Friday, May 25, 2012

Antiretroviral drugs

Antiretroviral drugs

Treatment for the mother

Women who have reached the advanced stages of HIV disease require a combination of antiretroviral drugs for their own health. This treatment, which must be taken every day for the rest of a woman's life, is also highly effective at preventing mother-to-child transmission (PMTCT). Women who require treatment will usually be advised to take it, beginning either immediately or after the first trimester. Their newborn babies will usually be given a course of treatment for the first few days or weeks of life, to lower the risk even further.

Pregnant women who do not yet need treatment for their own HIV infection can take a short course of drugs to help protect their unborn babies.
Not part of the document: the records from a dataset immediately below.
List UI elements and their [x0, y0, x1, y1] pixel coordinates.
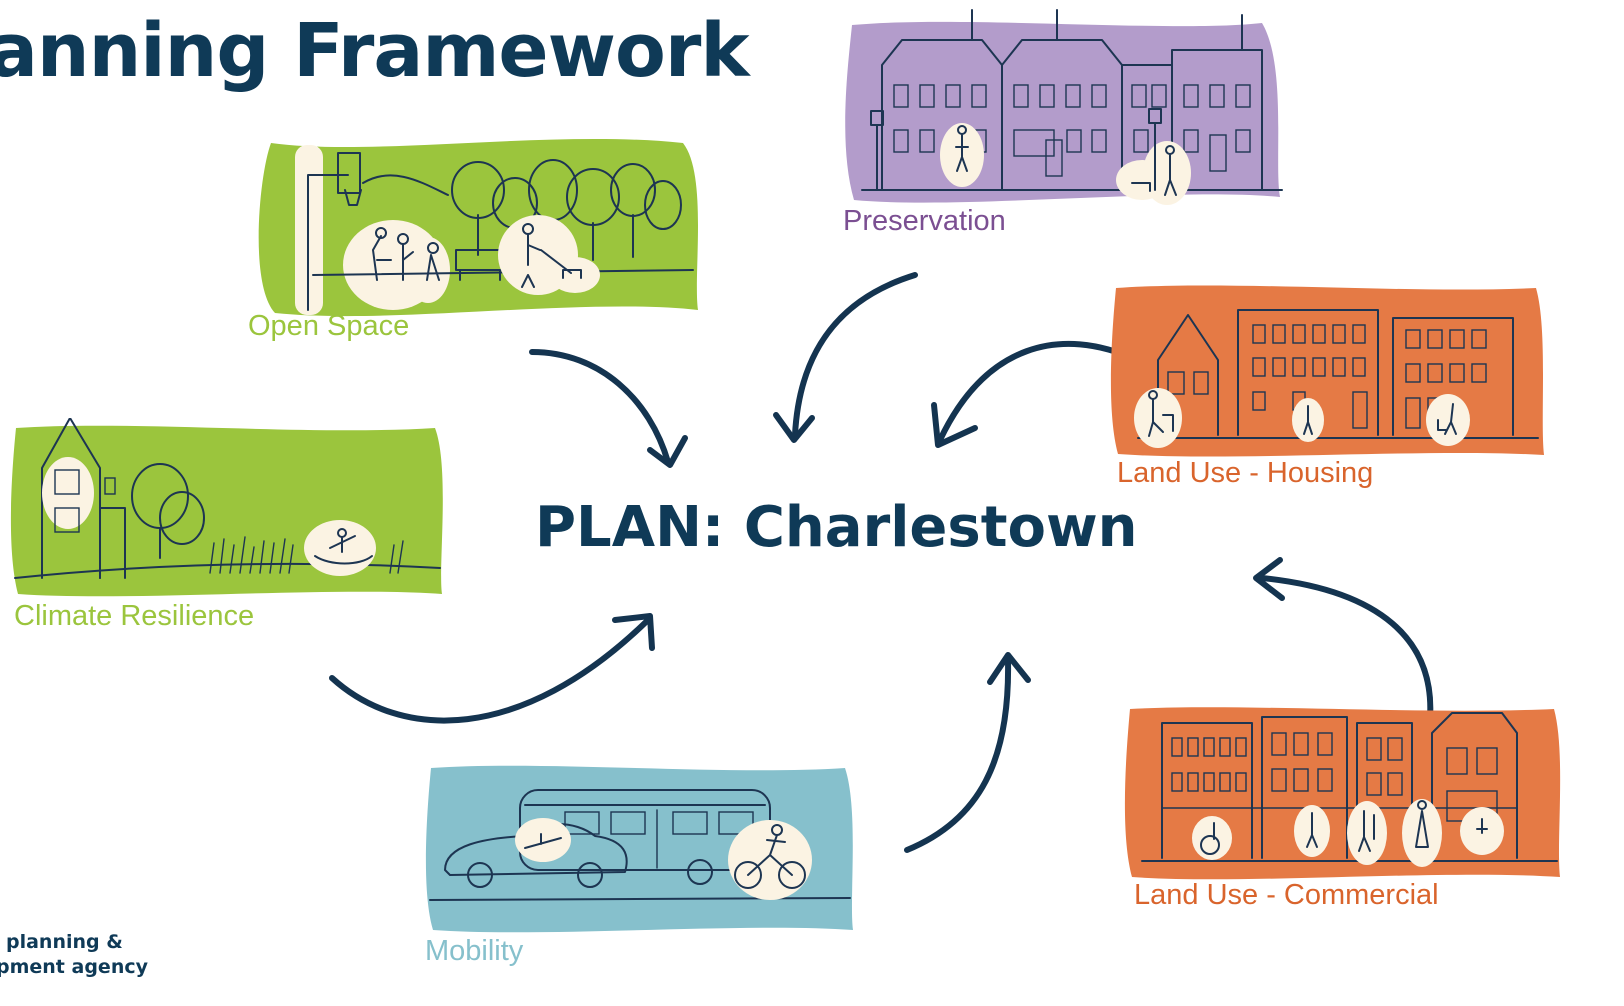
arrow-mobility — [904, 652, 1031, 853]
mobility-card[interactable] — [425, 760, 855, 935]
open-space-card[interactable] — [253, 135, 703, 320]
preservation-illustration — [845, 9, 1283, 205]
climate-card[interactable] — [10, 418, 445, 600]
housing-card[interactable] — [1108, 280, 1548, 460]
housing-label: Land Use - Housing — [1117, 457, 1374, 489]
commercial-card[interactable] — [1122, 703, 1564, 883]
housing-illustration — [1110, 285, 1544, 457]
arrow-climate — [329, 613, 655, 724]
center-plan-label: PLAN: Charlestown — [535, 495, 1138, 560]
agency-line-2: pment agency — [0, 956, 148, 978]
climate-label: Climate Resilience — [14, 600, 255, 632]
preservation-card[interactable] — [842, 5, 1292, 210]
preservation-label: Preservation — [843, 205, 1006, 237]
open-space-label: Open Space — [248, 310, 410, 342]
arrow-housing — [931, 340, 1140, 448]
page-title: anning Framework — [0, 8, 750, 94]
mobility-label: Mobility — [425, 935, 524, 967]
climate-illustration — [10, 418, 443, 597]
open-space-illustration — [258, 138, 698, 317]
agency-logo-text: planning & pment agency — [0, 930, 148, 980]
agency-line-1: planning & — [6, 931, 123, 953]
arrow-open-space — [529, 349, 688, 468]
mobility-illustration — [425, 765, 853, 933]
arrow-preservation — [773, 272, 918, 443]
commercial-label: Land Use - Commercial — [1134, 879, 1439, 911]
arrow-commercial — [1253, 557, 1434, 721]
commercial-illustration — [1124, 707, 1561, 880]
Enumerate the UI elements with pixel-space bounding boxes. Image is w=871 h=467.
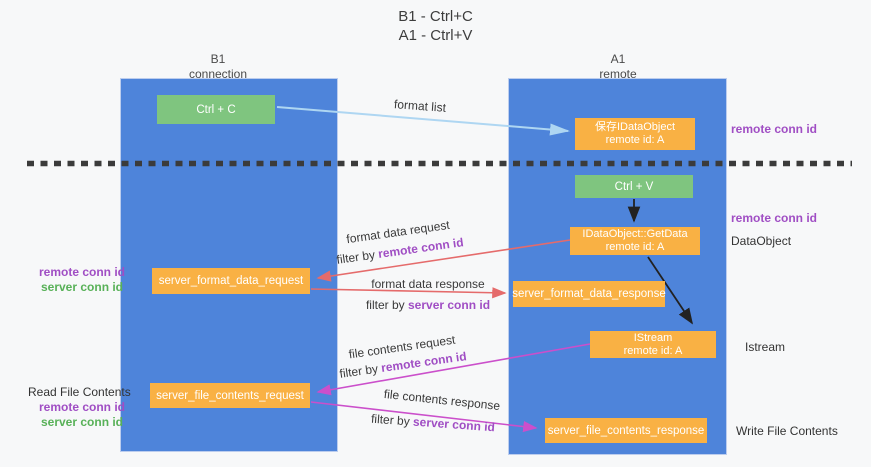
format-data-response-arrow	[310, 287, 507, 299]
server-conn-id-annotation-left-2: server conn id	[40, 415, 124, 429]
istream-line2: remote id: A	[623, 344, 683, 357]
read-file-contents-annotation: Read File Contents	[28, 385, 131, 399]
page-title: B1 - Ctrl+C A1 - Ctrl+V	[0, 7, 871, 45]
server-file-contents-request-label: server_file_contents_request	[156, 389, 304, 402]
format-data-request-arrow	[316, 239, 571, 282]
save-dataobject-line2: remote id: A	[605, 134, 665, 146]
remote-conn-id-annotation-left-2: remote conn id	[38, 400, 125, 414]
getdata-to-istream-arrow	[647, 256, 693, 325]
ctrl-c-box: Ctrl + C	[157, 95, 275, 124]
lane-a1-subtitle: remote	[599, 67, 637, 81]
file-contents-request-arrow	[316, 343, 591, 396]
save-dataobject-box: 保存IDataObject remote id: A	[575, 118, 695, 150]
dataobject-annotation: DataObject	[731, 234, 792, 248]
remote-conn-id-annotation-mid: remote conn id	[731, 211, 818, 225]
getdata-line2: remote id: A	[605, 241, 665, 253]
server-conn-id-term: server conn id	[408, 298, 491, 312]
format-list-arrow	[276, 106, 570, 136]
file-contents-response-arrow	[310, 401, 538, 433]
server-file-contents-request-box: server_file_contents_request	[150, 383, 310, 408]
left-conn-id-block-1: remote conn id server conn id	[22, 265, 142, 295]
server-format-data-response-label: server_format_data_response	[512, 288, 666, 300]
istream-line1: IStream	[633, 331, 673, 344]
filter-by-server-conn-id-label-1: filter by server conn id	[366, 298, 490, 312]
remote-conn-id-annotation-left-1: remote conn id	[38, 265, 125, 279]
server-conn-id-annotation-left-1: server conn id	[40, 280, 124, 294]
lane-header-b1: B1 connection	[168, 52, 268, 82]
title-line-2: A1 - Ctrl+V	[398, 27, 473, 44]
getdata-box: IDataObject::GetData remote id: A	[570, 227, 700, 255]
format-data-response-label: format data response	[371, 277, 485, 291]
lane-b1-subtitle: connection	[188, 67, 248, 81]
istream-box: IStream remote id: A	[590, 331, 716, 358]
filter-by-text: filter by	[365, 298, 405, 312]
lane-a1-name: A1	[610, 52, 626, 66]
write-file-contents-annotation: Write File Contents	[736, 424, 838, 438]
server-format-data-request-label: server_format_data_request	[158, 275, 304, 287]
left-conn-id-block-2: remote conn id server conn id	[22, 400, 142, 430]
server-file-contents-response-label: server_file_contents_response	[547, 424, 705, 437]
filter-by-text: filter by	[370, 411, 411, 429]
lane-b1-name: B1	[210, 52, 226, 66]
ctrl-v-label: Ctrl + V	[614, 180, 654, 193]
server-format-data-response-box: server_format_data_response	[512, 281, 666, 307]
save-dataobject-line1: 保存IDataObject	[594, 121, 676, 133]
remote-conn-id-annotation-top: remote conn id	[731, 122, 818, 136]
ctrl-v-box: Ctrl + V	[575, 175, 693, 198]
server-format-data-request-box: server_format_data_request	[152, 268, 310, 294]
istream-annotation: Istream	[745, 340, 786, 354]
ctrl-c-label: Ctrl + C	[196, 103, 236, 116]
lane-header-a1: A1 remote	[568, 52, 668, 82]
title-line-1: B1 - Ctrl+C	[398, 8, 473, 25]
getdata-line1: IDataObject::GetData	[582, 228, 688, 240]
server-file-contents-response-box: server_file_contents_response	[545, 418, 707, 443]
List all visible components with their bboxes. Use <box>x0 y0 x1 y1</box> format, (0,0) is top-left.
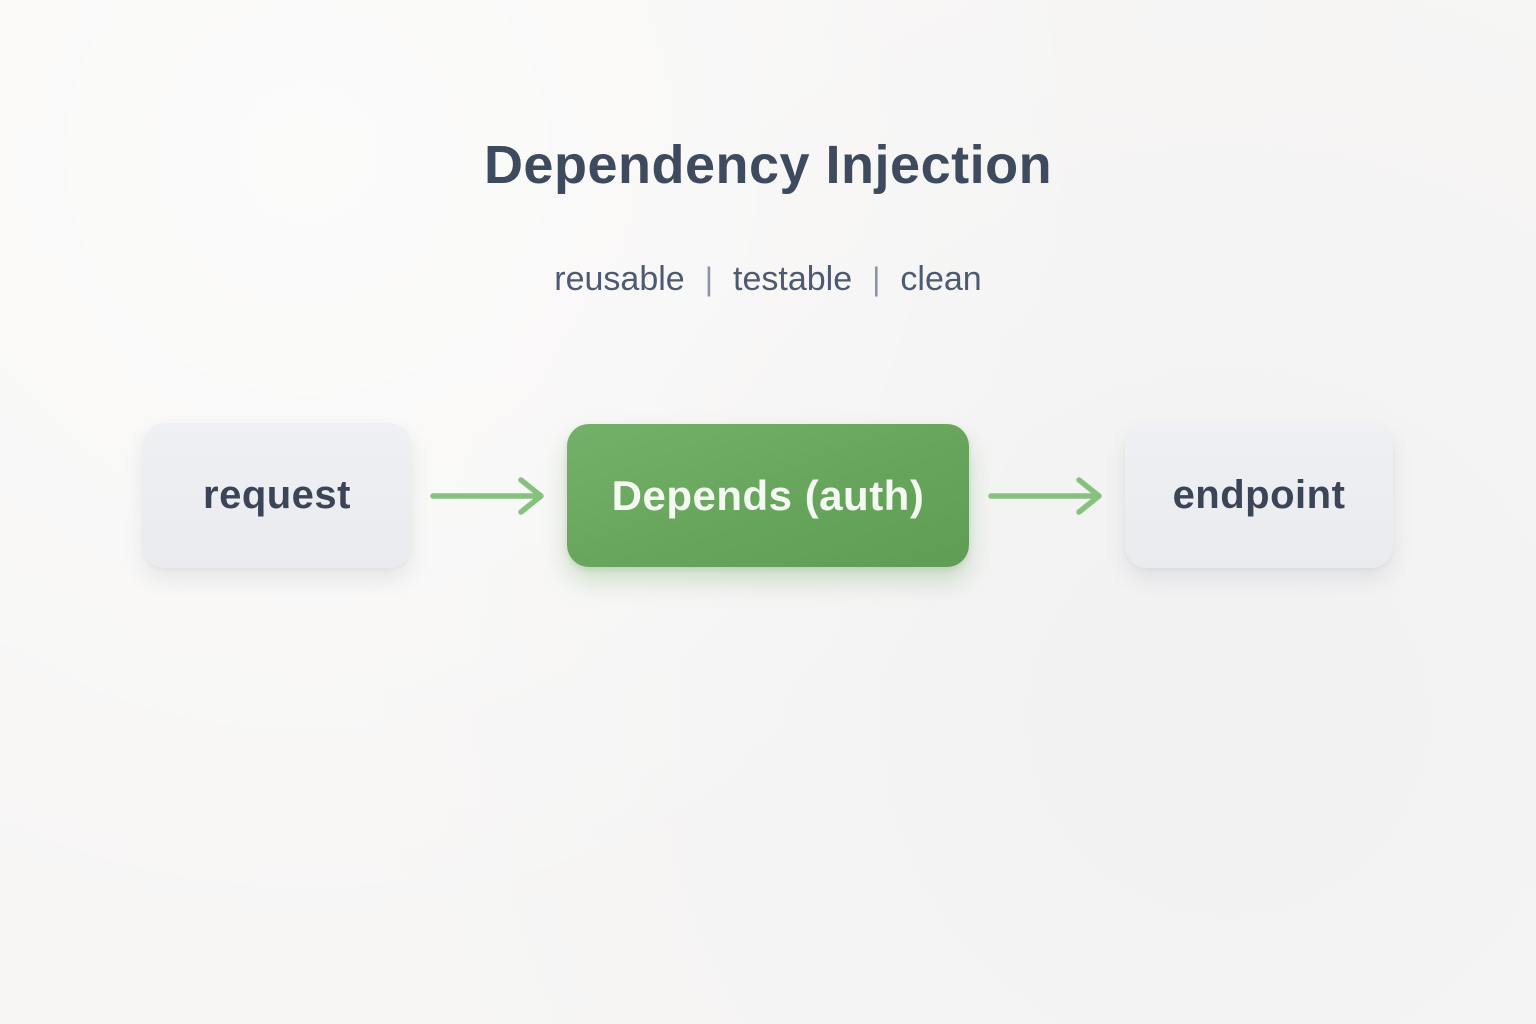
subtitle-item-clean: clean <box>900 260 982 298</box>
arrow-right-icon <box>987 472 1107 520</box>
arrow-right-icon <box>429 472 549 520</box>
flow-diagram: request Depends (auth) endpoint <box>143 423 1393 568</box>
subtitle-separator: | <box>704 261 714 297</box>
node-request-label: request <box>203 473 351 517</box>
node-endpoint-label: endpoint <box>1172 473 1346 517</box>
node-request: request <box>143 423 411 568</box>
subtitle-separator: | <box>872 261 881 297</box>
node-depends-auth: Depends (auth) <box>567 424 969 567</box>
node-endpoint: endpoint <box>1125 423 1393 568</box>
node-depends-auth-label: Depends (auth) <box>611 471 925 519</box>
subtitle: reusable | testable | clean <box>554 260 981 299</box>
subtitle-item-testable: testable <box>733 260 853 298</box>
page-title: Dependency Injection <box>483 135 1053 195</box>
subtitle-item-reusable: reusable <box>554 260 685 298</box>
The main options are outlined below, in order of complexity and effectiveness.

Single dose nevirapine

The simplest of all PMTCT drug regimens was tested in the HIVNET 012 trial, which took place in Uganda between 1997 and 1999. This study found that a single dose of nevirapine given to the mother at the onset of labour and to the baby after delivery roughly halved the rate of HIV transmission.5 6 As it is given only once to the mother and baby, single dose nevirapine is relatively cheap and easy to administer. Since 2000, many thousands of babies in resource-poor countries have benefited from this simple intervention, which has been the mainstay of many PMTCT programmes.

When is single dose nevirapine appropriate?

A significant concern about the use of single dose nevirapine is drug resistance. Around a third of women who take single dose nevirapine develop drug resistant HIV,7 which can make subsequent treatment involving nevirapine and efavirenz (a related drug) less effective.8 Studies have found that drug resistance resulting from single dose nevirapine tends to decrease over time; if a mother waits at least six months before beginning treatment then it may be less likely to fail.9 10 Nevertheless, in some cases the drug resistant HIV persists for many months in some parts of the body, even if it cannot be detected in the blood, and this may undermine the longer term effectiveness of treatment.11

Whenever possible, women should receive a combination of drugs to prevent HIV resistance problems and to decrease MTCT rates even further.

Among babies infected with HIV and exposed to single-dose nevirapine, around half have drug resistance at 6-8 weeks old.12 Other infants may become infected with drug resistant HIV through breastfeeding.13

Because of concerns about drug resistance and relatively low effectiveness, there is now general agreement that single dose nevirapine should be used only when no alternative PMTCT drug regimen is available. Whenever possible, women should receive a combination of drugs to prevent HIV resistance problems and to decrease MTCT rates even further.

Nevirapine, however, is still the only single dose drug available to prevent MTCT. Other "short course" treatments require women to take drugs during and after pregnancy as well as during labour and delivery. This means they are much more expensive and more difficult to implement in resource poor settings than nevirapine, which can be used with little or no medical supervision at all. So, for now, single dose nevirapine remains the only practical choice for PMTCT of HIV in areas with minimal medical resources.

Combining AZT with single dose nevirapine

According to the World Health Organization (WHO) 2006 guidelines, the recommended course of drugs for preventing mother to child transmission (PMTCT) in resources-limited settings should be a combination of AZT and single dose NVP. This approach is much more difficult to administer than single dose nevirapine on its own, but it is also significantly more effective, and is less likely to lead to drug resistance. AZT was first shown to reduce MTCT rates in 1994, and is the best-studied drug for this purpose.